542 – Nonresponse Issues
Monitoring Methods for Adaptive Design in the National Survey of College Graduates (NSCG)
Stephanie Coffey
U.S. Census Bureau
Michael White
U.S. Census Bureau
Benjamin M. Reist
U.S. Census Bureau
Wan-Ying Chang
National Science Foundation
One goal of adaptive design is to allocate data collection resources efficiently, rather than exhausting money and time simply to increase response rate. Data monitoring is vital to this effort as it provides updated views of response information and data quality throughout the collection period. More up-to-date information can lead to interventions including: reducing contact attempts for low-impact cases unlikely to respond, switching contact mode to maximize response probability, or even stopping data collection. In the 2013 NSCG, data monitoring will help show the evolving state of data collection and inform interventions in a mode switching experiment.

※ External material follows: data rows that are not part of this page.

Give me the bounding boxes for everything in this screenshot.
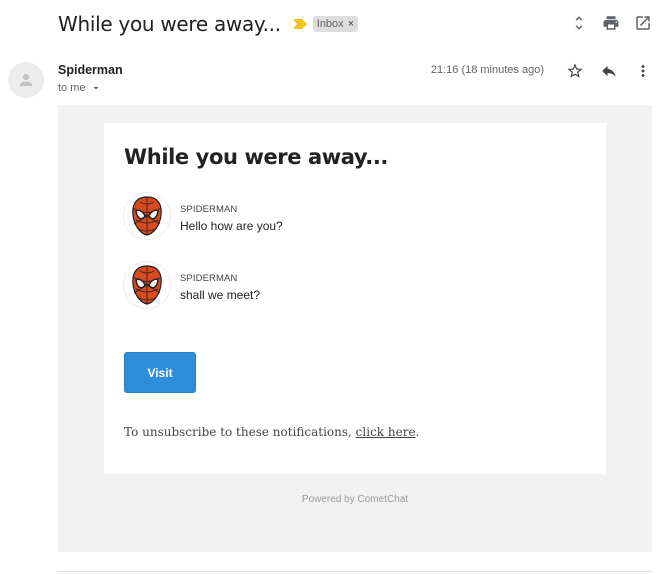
expand-collapse-icon[interactable] bbox=[570, 14, 588, 32]
spiderman-avatar bbox=[124, 193, 170, 239]
notification-title: While you were away... bbox=[124, 145, 388, 169]
thread-actions bbox=[570, 14, 652, 32]
sender-avatar[interactable] bbox=[8, 62, 44, 98]
sender-name[interactable]: Spiderman bbox=[58, 63, 123, 77]
message-text: Hello how are you? bbox=[180, 219, 283, 233]
message-sender: SPIDERMAN bbox=[180, 204, 238, 215]
reply-icon[interactable] bbox=[600, 62, 618, 80]
open-in-new-icon[interactable] bbox=[634, 14, 652, 32]
email-body-background: While you were away... SPIDERMAN Hello h… bbox=[58, 105, 652, 552]
recipient-text: to me bbox=[58, 82, 86, 94]
spiderman-mask-icon bbox=[132, 265, 162, 305]
message-sender: SPIDERMAN bbox=[180, 273, 238, 284]
message-item: SPIDERMAN shall we meet? bbox=[124, 262, 260, 308]
unsubscribe-notice: To unsubscribe to these notifications, c… bbox=[124, 425, 419, 439]
divider bbox=[58, 571, 652, 572]
message-item: SPIDERMAN Hello how are you? bbox=[124, 193, 283, 239]
recipient-details[interactable]: to me bbox=[58, 82, 102, 94]
email-subject: While you were away... bbox=[58, 12, 281, 36]
unsubscribe-period: . bbox=[415, 425, 420, 439]
message-timestamp: 21:16 (18 minutes ago) bbox=[430, 64, 544, 76]
spiderman-mask-icon bbox=[132, 196, 162, 236]
visit-button[interactable]: Visit bbox=[124, 352, 196, 393]
remove-label-button[interactable]: × bbox=[348, 18, 354, 30]
notification-card: While you were away... SPIDERMAN Hello h… bbox=[104, 123, 606, 474]
person-icon bbox=[20, 74, 32, 86]
more-vert-icon[interactable] bbox=[634, 62, 652, 80]
chevron-down-icon[interactable] bbox=[90, 82, 102, 94]
message-text: shall we meet? bbox=[180, 288, 261, 302]
spiderman-avatar bbox=[124, 262, 170, 308]
subject-row: While you were away... Inbox × bbox=[58, 10, 359, 38]
message-content: SPIDERMAN shall we meet? bbox=[180, 273, 260, 302]
print-icon[interactable] bbox=[602, 14, 620, 32]
powered-by-footer: Powered by CometChat bbox=[301, 494, 409, 505]
star-icon[interactable] bbox=[566, 62, 584, 80]
importance-marker-icon[interactable] bbox=[292, 19, 307, 29]
inbox-label-chip[interactable]: Inbox × bbox=[312, 16, 359, 32]
message-content: SPIDERMAN Hello how are you? bbox=[180, 204, 283, 233]
unsubscribe-text: To unsubscribe to these notifications, bbox=[124, 425, 356, 439]
inbox-label-text: Inbox bbox=[316, 18, 344, 30]
unsubscribe-link[interactable]: click here bbox=[356, 425, 416, 439]
message-actions bbox=[566, 62, 652, 80]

This paper discusses several data monitoring methods explored for the NSCG using 2010 survey data including: R-indicators, response propensity by data collection type, and benchmarking. Some of these methods employ propensity models, and others rely on daily processing of survey data including nonresponse adjustments and weighting. In addition to discussing practical benefits and shortcomings of the methods, interventions are simulated to show their effect on the final state of data collection.